Wardens, the Commission, and NDOW are apparently looking to take the easy way out by making a regulation that will negatively impact every hunter. There is, of course, the threat that politicians down the road use such a regulation to push a target shooting ban statewide. One regulation makes it easy for wardens, but harms the rest of us. This is a failure of law enforcement as a system. This is not an indictment of individual cops or wardens, as I have felt your pain, but this is an instance of “when your only tool is a hammer, all problems start to look like a nail.” We can do better than that.
Blanket regulations usurp local authority that knows best and is ultimately responsible to local residents. Regulations as they exist are fine. Ordinances may need tweaking, but wardens should express their concerns to local council members and commissioners and enforce local ordinances, even if deputies’ and officers’ reluctance is demoralizing.
Sportsmen have accused the Commission of being tone deaf to their concerns. There is considerable opinion in Nevada that NDOW and the Commission is over-reaching and exceeding its authority. One solution is to remove the Commission’s authority to make regulations and place it back with the Legislature or otherwise narrowly tailor it.
On a somewhat unrelated note, we need to talk about public relations and public records.
Why wasn’t this information better publicized? The first notice I received was an alert from the NRA-ILA that linked to the meeting notice. The meeting notice just proposed the “what” (the text of the proposed ban), but not the “why.” Maybe the “why” was somewhere else out there that I didn’t see. It could be, but if it was, I think that NDOW and the Commission had a major public relations failure. A paragraph or two explaining the problem would have done wonders.

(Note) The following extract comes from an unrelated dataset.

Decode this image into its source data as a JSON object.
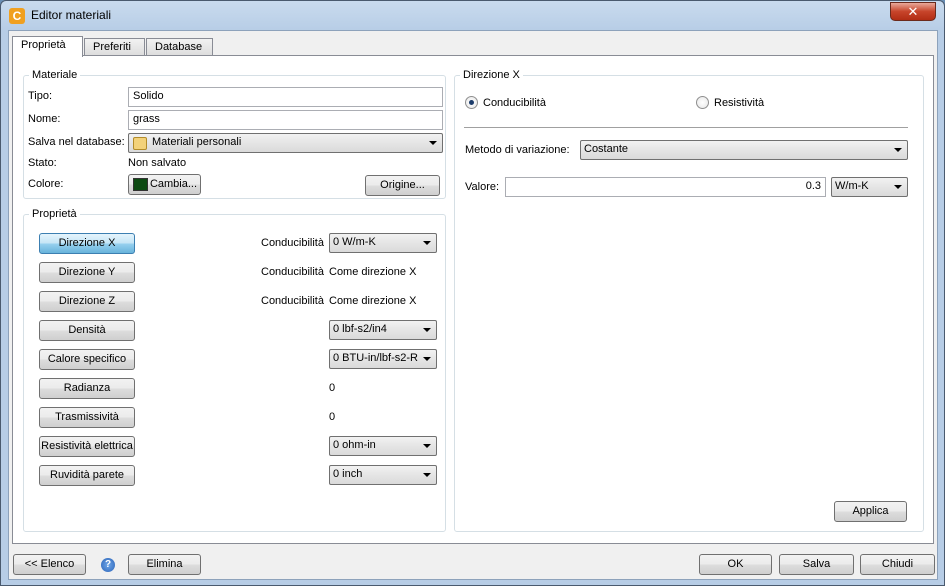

Secondly, in a public records request to determine where these regulations came from, NDOW wanted one dollar a page. Under state law, a public agency can charge up to 50 cents per page of a copy of a public record and 50 cents per page for a request that requires an “extraordinary use” of resources to locate the record. Other agencies charge exorbitant fees, like Clark County that once wanted $100 to simply query the email server, calling it “computer programming.”
Electronic copies of records, PDFs of emails essentially, incur the agency no cost to reproduce (the law was written at a time when photocopies and snail mail were standard). Searching emails for a relatively narrow topic such as “How, why, and by whom this regulation was proposed, as well as any documents supporting the foregoing,” is not an “extraordinary use” of resources. If these emails can be forwarded to a member of the legislature, why can’t they quickly be saved as a PDF and emailed to a citizen?
Many public agencies use public record fees to stymie citizen oversight of their government. I have not had a problem getting similarly sized requests from other state agencies without fees. Some public entities have simply sent an email answering the implied questions, satisfying my curiosity. As an individual with nothing more than token ad revenue that barely covers costs, I cannot afford to pay for record requests on everything the public deserves to know about. Even large newspapers like the Review-Journal have been snubbed by public entities.
Nevada’s public records law needs reform to prevent fees acting as a barrier to citizen oversight. Between the state public records manual and state law, it’s up to interpretation, and often individual citizens do not have any way to prevail.